Jeszcze w południe rzecznik prasowy CBA Temistokles Brodowski, pytany przez TVN24, czy CBA podejmie działania w sprawie wniosku posłów PO, odpowiedział, że "musi to sprawdzić". - Jeżeli takie zawiadomienie wpłynie, wówczas będę mógł o nim mówić - dodał. - W tej chwili nie mogę dywagować na ten temat. Jeżeli takie informacje wpłyną do Centralnego Biura Antykorupcyjnego, to będę się mógł z nimi zapoznać i w chwili, kiedy będę miał jakiekolwiek informacje na ten temat, będę mógł je państwu przekazać - tłumaczył.
W odpowiedzi Cezary Tomczyk (PO) pokazywał wniosek, na którym widnieje pieczęć CBA potwierdzająca, że wniosek wpłynął do tej instytucji 31 stycznia.
"Nie do końcu ufam komunikatowi rzecznika"
Wojtunik w "Tak jest" podkreślił, że "kontrola to nie przeczytanie oświadczenia majątkowego".
Przyznał, że w tej sprawie ma kilka wątpliwości. - Nie do końca ufam komunikatowi przekazanemu przez pana rzecznika (CBA), ponieważ pan rzecznik jest jednocześnie naczelnikiem wydziału, do którego tego typu dokumenty wpływają. Jeżeli on nie wie po sześciu dniach od wpływu (wniosku-red.), czy taki dokument jest czy nie, to (jest) pytanie na temat jego profesjonalizmu lub szczerości i tego, czy jest nieświadomy tego, co się dzieje w jego wydziale, czy po prostu wprowadza opinię publiczną w błąd - tłumaczył były szef CBA.
Powiedział, że drugą kwestią jest to, że w tej sprawie są nowe okoliczności w postaci publikacji medialnych. - Absolutnie nie przesądzam o tym, czy tutaj jest nieprawidłowość, czy nie. Ale proszę nie sprowadzać dyskusji na temat oświadczenia majątkowego jedynie do treści tam zawartych - zaznaczył.

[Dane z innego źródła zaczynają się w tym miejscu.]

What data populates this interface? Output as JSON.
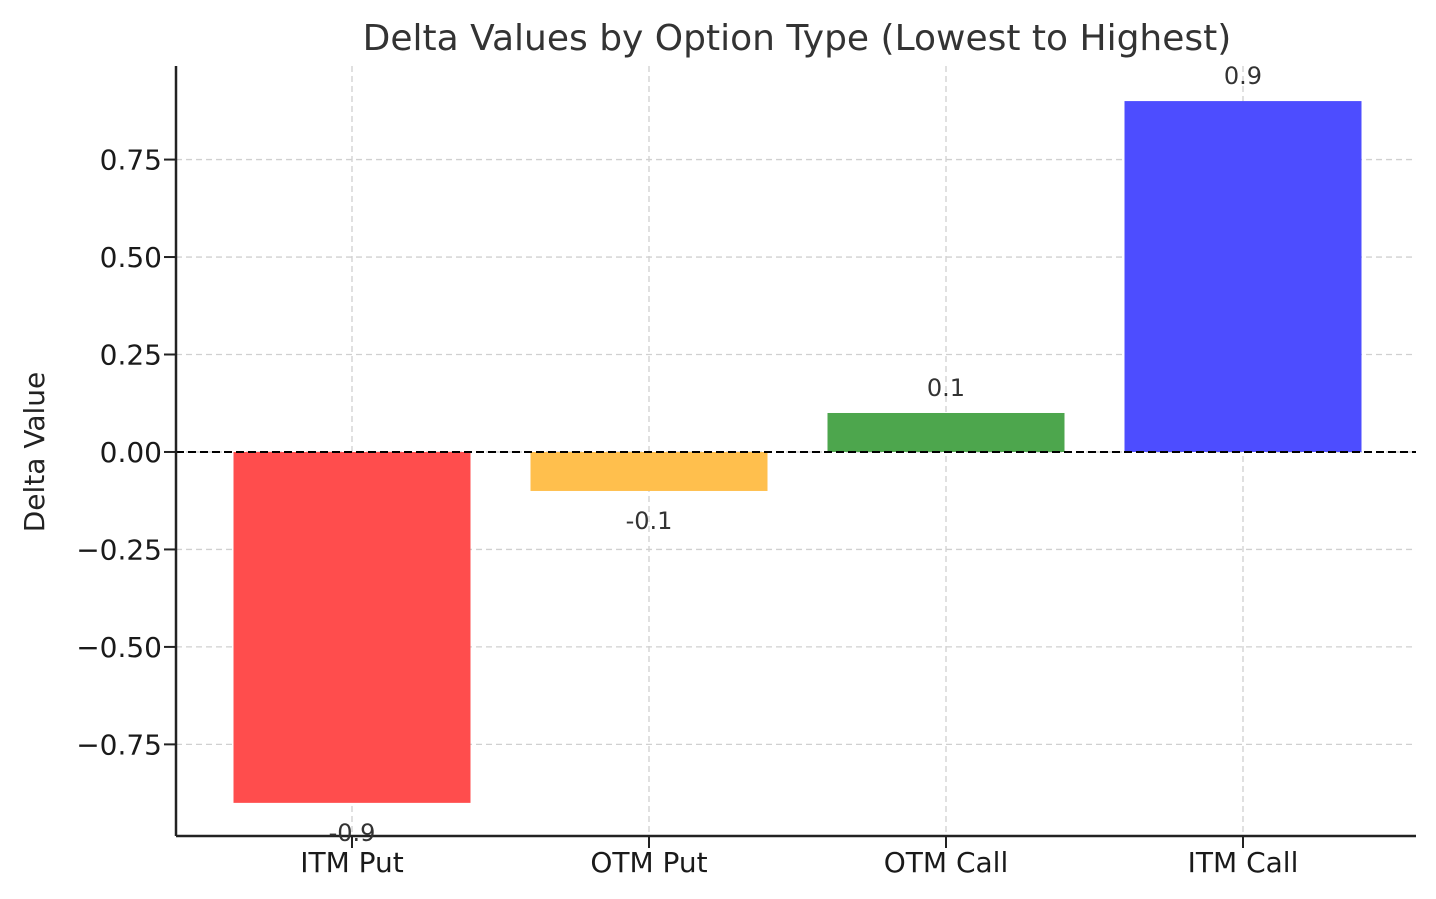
{
  "chart_data": {
    "type": "bar",
    "title": "Delta Values by Option Type (Lowest to Highest)",
    "xlabel": "",
    "ylabel": "Delta Value",
    "categories": [
      "ITM Put",
      "OTM Put",
      "OTM Call",
      "ITM Call"
    ],
    "values": [
      -0.9,
      -0.1,
      0.1,
      0.9
    ],
    "data_labels": [
      "-0.9",
      "-0.1",
      "0.1",
      "0.9"
    ],
    "colors": [
      "#ff4d4d",
      "#ffbf4d",
      "#4da64d",
      "#4d4dff"
    ],
    "ylim": [
      -0.985,
      0.99
    ],
    "yticks": [
      -0.75,
      -0.5,
      -0.25,
      0,
      0.25,
      0.5,
      0.75
    ],
    "ytick_labels": [
      "−0.75",
      "−0.50",
      "−0.25",
      "0.00",
      "0.25",
      "0.50",
      "0.75"
    ],
    "grid": true,
    "zero_line": "dashed"
  }
}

- CBA jest zobowiązane i kontroluje również przestrzeganie ustawy o zakazie prowadzenia działalności gospodarczej przez najważniejsze osoby publiczne, czyli tak zwanej ustawy antykorupcyjnej z 97 roku. CBA kontroluje te dwie kwestie - wyjaśnił.
- I niemożliwe jest technicznie, taktycznie, operacyjnie dokonanie jakiejkolwiek analizy, czy nawet zapoznania się z dokumentami, które są w tej sprawie materiałami w ciągu trzech godzin. Jest to po prostu groteska takiego postępowania - ocenił. Wojtunik, pytany, czy z opublikowania stenogramu rozmowy m.in. Jarosława Kaczyńskiego z austriackim biznesmenem może wynikać podejrzenie, że prezes PiS przez chwilę rzeczywiście prowadzi działalność gospodarczą, powiedział: te wszystkie okoliczności, wszystkie informacje powinny zostać w sposób rzetelny, obiektywny, apolityczny, bezstronny przeanalizowane.
- Konkluzją takiego postępowania powinna być decyzja o wszczęciu kontroli lub nie wszczęciu kontroli oświadczenia, która znowu nie przesądza o winie lub niewinności, bo to nie jest postępowanie karne. To jest postępowanie mające wskazać poprawność, prawidłowość wypełnienia oświadczenia majątkowego i to, czy dana osoba przestrzega ustawy antykorupcyjnej - zaznaczył.
Zauważył, że ogrom materiału jest "duży". - Byłbym zły na mojego rzecznika, gdyby tak nieprofesjonalnie tę sprawę zakomunikował. Nawet byłbym wściekły. Nie służy to wiarygodności Biura (...) Myślę, że nawet sam prezes Kaczyński wolałby, żeby komunikat CBA był inny - powiedział Wojtunik.